Date of Award

May 2018

Degree Type

Dissertation

Degree Name

Doctor of Philosophy

Department

Biomedical and Health Informatics

First Advisor

Timothy B Patrick

Second Advisor

Rebecca D Klaper

Committee Members

Michael J Carvan, Susan W McRoy, Elizabeth A Worthey

Keywords

GEO, Metadata, Relational database, RNA-Seq

Abstract

The meteoric rise of next-generation sequencing technologies over the past 15 years has resulted in a voluminous amount of data generated by modern biological and clinical studies. RNA sequencing, colloquially referred to as RNA-Seq, is a next-generation approach capable of surveying and quantifying whole organism transcriptomes. RNA-Seq methods are valued over microarray assays for their ability to avoid cross-hybridization signal noise, to quantify gene or transcript expression without assay-specific upper limits, to natively provide single-nucleotide genomic resolution, and to allow for de novo transcriptome assemblies. Many thousands of RNA-Seq studies have been published over the past seven years, and a significant area of bioinformatics research has focused on the creation of atlases that aggregate RNA-Seq results. These atlases are crucially useful for surveying trends in gene expression across published studies, for inspecting potentially contentious claims made by novel or prior work, and for synthesizing future research directions. The Expression Atlas currently serves as the canonical example for an RNA-Seq atlas and presents results from over 3,000 studies across numerous model research organisms.

An issue with the Expression Atlas is that it forcibly applies a uniform secondary re-analysis pipeline to each RNA-Seq study incorporated within its database; this approach presents a conceptual challenge to studies whose results have been generated and published using established, well-tested workflows. Thus, there exists a critical need to provide for construction of RNA-Seq atlases that precisely reflect original results presented within the literature, and the primary objective of this dissertation is to provide a workflow that allows for transparent, reproducible construction of RNA-Seq atlases from study meta- and expression data housed within the National Center for Biomedical Information’s Gene Expression Omnibus (GEO). The challenge of this goal is exacerbated by the highly flexible design of GEO, which allows researchers to define novel metadata attributes and values at will and to submit expression results in virtually any format.

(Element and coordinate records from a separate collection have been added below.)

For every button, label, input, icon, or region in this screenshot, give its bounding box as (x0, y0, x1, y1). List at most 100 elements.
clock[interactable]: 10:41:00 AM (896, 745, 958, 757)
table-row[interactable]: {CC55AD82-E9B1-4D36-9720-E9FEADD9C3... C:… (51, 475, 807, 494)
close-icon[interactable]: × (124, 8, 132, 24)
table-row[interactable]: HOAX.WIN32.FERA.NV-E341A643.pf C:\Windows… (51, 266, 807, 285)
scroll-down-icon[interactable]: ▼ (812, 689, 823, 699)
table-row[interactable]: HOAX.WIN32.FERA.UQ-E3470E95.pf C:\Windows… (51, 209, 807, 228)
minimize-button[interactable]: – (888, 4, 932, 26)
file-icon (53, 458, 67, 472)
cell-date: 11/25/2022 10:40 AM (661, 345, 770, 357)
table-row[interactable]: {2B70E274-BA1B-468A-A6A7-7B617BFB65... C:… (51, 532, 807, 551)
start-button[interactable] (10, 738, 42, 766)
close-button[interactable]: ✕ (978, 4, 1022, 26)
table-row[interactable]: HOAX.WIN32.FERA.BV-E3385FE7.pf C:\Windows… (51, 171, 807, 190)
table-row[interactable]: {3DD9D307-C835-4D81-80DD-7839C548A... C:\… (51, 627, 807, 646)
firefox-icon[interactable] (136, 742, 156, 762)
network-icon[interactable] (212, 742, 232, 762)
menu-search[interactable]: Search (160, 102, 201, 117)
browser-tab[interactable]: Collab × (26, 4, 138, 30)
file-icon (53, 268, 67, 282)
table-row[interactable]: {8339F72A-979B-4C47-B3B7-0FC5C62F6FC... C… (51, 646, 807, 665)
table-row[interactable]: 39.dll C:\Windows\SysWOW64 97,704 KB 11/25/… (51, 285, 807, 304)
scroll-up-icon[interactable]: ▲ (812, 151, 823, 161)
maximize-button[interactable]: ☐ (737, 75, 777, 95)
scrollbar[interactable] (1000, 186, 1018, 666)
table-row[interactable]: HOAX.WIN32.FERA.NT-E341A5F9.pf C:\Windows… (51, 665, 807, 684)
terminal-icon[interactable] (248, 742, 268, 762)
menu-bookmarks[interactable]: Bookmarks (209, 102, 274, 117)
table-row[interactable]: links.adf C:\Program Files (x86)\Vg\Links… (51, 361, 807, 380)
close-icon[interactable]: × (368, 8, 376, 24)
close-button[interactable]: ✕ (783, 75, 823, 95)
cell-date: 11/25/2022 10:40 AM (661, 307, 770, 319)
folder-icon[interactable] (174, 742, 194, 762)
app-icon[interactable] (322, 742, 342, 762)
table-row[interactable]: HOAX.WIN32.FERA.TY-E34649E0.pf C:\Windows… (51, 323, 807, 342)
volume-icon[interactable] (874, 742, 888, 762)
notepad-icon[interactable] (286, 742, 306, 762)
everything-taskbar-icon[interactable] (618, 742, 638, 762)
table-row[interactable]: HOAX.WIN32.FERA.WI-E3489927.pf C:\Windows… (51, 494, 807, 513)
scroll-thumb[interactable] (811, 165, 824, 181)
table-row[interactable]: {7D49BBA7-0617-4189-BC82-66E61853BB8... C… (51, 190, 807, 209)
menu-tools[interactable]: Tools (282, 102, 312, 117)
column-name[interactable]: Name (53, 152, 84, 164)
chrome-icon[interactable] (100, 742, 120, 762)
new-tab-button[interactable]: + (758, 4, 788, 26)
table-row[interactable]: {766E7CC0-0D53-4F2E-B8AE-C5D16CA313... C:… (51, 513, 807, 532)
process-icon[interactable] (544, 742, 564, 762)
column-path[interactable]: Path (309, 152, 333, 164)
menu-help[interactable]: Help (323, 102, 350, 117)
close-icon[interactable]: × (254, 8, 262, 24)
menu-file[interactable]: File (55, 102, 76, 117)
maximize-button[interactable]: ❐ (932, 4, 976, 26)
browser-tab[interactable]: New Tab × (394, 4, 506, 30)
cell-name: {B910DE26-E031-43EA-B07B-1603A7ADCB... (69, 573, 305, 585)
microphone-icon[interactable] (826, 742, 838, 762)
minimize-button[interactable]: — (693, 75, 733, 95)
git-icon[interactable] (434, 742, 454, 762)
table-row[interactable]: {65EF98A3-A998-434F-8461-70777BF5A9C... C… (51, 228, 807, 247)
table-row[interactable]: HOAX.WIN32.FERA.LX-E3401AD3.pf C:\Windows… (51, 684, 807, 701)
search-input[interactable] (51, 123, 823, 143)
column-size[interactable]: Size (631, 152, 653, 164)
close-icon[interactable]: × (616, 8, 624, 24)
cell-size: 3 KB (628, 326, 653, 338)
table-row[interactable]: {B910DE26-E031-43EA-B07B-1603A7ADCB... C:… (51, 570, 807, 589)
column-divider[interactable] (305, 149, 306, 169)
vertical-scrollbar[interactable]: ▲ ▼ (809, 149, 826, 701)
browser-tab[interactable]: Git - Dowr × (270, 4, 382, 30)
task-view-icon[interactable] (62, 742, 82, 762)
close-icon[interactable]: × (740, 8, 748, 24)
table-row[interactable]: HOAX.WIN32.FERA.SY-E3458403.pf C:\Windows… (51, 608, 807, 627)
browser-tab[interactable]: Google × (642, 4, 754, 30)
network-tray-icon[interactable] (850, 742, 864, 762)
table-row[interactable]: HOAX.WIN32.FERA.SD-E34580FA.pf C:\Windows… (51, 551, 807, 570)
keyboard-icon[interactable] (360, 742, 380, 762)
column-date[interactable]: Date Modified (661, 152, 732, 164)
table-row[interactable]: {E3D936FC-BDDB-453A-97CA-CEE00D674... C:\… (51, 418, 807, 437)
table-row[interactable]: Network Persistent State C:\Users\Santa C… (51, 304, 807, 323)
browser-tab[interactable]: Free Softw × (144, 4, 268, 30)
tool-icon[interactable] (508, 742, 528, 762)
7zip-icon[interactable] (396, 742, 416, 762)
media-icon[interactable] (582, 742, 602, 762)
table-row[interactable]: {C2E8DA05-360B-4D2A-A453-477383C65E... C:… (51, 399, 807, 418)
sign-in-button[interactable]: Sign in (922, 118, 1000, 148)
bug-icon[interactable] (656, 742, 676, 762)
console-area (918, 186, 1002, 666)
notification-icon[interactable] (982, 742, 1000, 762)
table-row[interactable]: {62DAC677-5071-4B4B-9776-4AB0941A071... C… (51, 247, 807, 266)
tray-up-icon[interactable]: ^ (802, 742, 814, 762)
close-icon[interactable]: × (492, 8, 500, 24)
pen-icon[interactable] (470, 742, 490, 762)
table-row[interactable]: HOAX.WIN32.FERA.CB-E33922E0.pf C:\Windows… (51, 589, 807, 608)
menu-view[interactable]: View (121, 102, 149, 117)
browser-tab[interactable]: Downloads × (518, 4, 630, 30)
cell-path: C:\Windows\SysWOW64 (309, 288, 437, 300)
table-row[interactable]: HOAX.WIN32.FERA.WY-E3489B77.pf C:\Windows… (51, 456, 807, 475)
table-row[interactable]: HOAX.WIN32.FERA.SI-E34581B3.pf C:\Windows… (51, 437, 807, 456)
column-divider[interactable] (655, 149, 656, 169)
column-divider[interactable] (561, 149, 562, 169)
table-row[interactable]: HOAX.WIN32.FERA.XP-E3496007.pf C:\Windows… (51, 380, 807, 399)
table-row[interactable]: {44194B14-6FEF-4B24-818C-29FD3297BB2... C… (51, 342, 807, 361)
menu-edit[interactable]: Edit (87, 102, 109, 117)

Following an introductory background into modern genomics and RNA-Seq, the second chapter of this work presents GEOMP, a metadata parser and relational database constructor for the Gene Expression Omnibus. The subsequent third chapter describes GEOMP2, an in-place augmentation of GEOMP that provides further atomization and loading of sample-specific characteristics tags; this chapter significantly presents results from a pilot study surveying bioinformatics methods reproducibility across the zebrafish, mouse, and human research communities using metadata parsed and output by GEOMP2. Chapter four details GEORGET, a pipeline designed to rehabilitate, translate, and load expression data pulled from GEO into the relational database store constructed by GEOMP2. Chapter five concludes with discussion of future directions needed to expand and improve upon the current GEORAC workflow and the associated methods reproducibility study.